Lori Lightfoot is preparing for a barrage of negative ads from her opponent Toni Preckwinkle.
WATCH: Full interview with Lori Lightfoot
"When you have 100 percent name recognition, as Toni Preckwinkle does, and yet people don't want her, the only way you win is by tearing down your opponent," Lightfoot said. "We fully expect those attacks to come."
Preckwinkle launched the first salvo in her speech on election night. In a one-on-one interview with ABC7 Eyewitness News political reporter Craig Wall days later, she signaled that a theme of her campaign going forward will be the difference in political experience between herself and Lightfoot.
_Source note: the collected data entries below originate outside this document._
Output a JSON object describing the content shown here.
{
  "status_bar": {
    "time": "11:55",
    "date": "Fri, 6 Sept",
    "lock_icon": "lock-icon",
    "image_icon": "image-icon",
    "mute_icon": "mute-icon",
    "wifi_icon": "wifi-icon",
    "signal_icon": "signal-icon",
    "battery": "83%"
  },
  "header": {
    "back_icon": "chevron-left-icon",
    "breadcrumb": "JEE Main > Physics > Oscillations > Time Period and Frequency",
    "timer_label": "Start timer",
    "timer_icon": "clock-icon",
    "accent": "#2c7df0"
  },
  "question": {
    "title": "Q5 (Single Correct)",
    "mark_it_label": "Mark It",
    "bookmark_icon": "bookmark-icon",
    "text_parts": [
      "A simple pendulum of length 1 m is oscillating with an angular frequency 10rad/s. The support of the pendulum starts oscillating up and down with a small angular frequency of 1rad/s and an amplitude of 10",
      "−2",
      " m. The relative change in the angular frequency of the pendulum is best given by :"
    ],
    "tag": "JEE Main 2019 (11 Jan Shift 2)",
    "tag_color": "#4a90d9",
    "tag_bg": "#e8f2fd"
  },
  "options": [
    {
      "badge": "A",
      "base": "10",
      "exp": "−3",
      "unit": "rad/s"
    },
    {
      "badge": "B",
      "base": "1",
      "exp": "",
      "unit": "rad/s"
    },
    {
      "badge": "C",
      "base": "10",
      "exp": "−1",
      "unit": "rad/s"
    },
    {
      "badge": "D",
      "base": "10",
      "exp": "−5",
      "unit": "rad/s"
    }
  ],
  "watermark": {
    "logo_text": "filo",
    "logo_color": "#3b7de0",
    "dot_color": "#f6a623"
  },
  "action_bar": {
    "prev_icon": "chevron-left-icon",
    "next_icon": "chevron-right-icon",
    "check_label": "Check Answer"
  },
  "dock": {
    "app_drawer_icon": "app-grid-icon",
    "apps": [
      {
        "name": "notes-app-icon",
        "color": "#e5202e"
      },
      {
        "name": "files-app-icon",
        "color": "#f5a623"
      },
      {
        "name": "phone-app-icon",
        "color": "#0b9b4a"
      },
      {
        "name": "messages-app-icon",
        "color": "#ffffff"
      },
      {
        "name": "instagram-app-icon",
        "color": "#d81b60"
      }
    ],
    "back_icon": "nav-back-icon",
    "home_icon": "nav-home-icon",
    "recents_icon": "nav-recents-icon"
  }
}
"I have been an elected official for quite some time. I was elected alderman five times; I was elected county board president 3 times; my opponent has never, never held elective office," she said.
WATCH: Full interview with Toni Preckwinkle
Preckwinkle downplayed suggestions that she is worried about momentum Lightfoot may have from Tuesday night.
"You know, I think that in this campaign there have been negative ads across the board and I am going to try to make it clear to the voters my record and my goals, my vision for the city of Chicago. We're going to do that everywhere we can," she said.
Lightfoot, who has made this election about change, signaled former Cook County Assessor Joe Berrios could be part of her ad campaign against Preckwinkle.
"Joe Berrios presided over the most corrupt and frankly racist property tax assessment system maybe in the country," Lightfoot said. "The people he hurt are black and brown families, black and brown homeowners all over the city. Who supported him and defend him until the end? That's Toni Preckwinkle."
Money will be another factor in this race: Lightfoot has about $731,000 on hand, while Preckwinkle has more than six times that amount with nearly $4.7 million. But Lightfoot has now lifted the cap on donations for the runoff by self-funding her campaign with a $200,000 loan.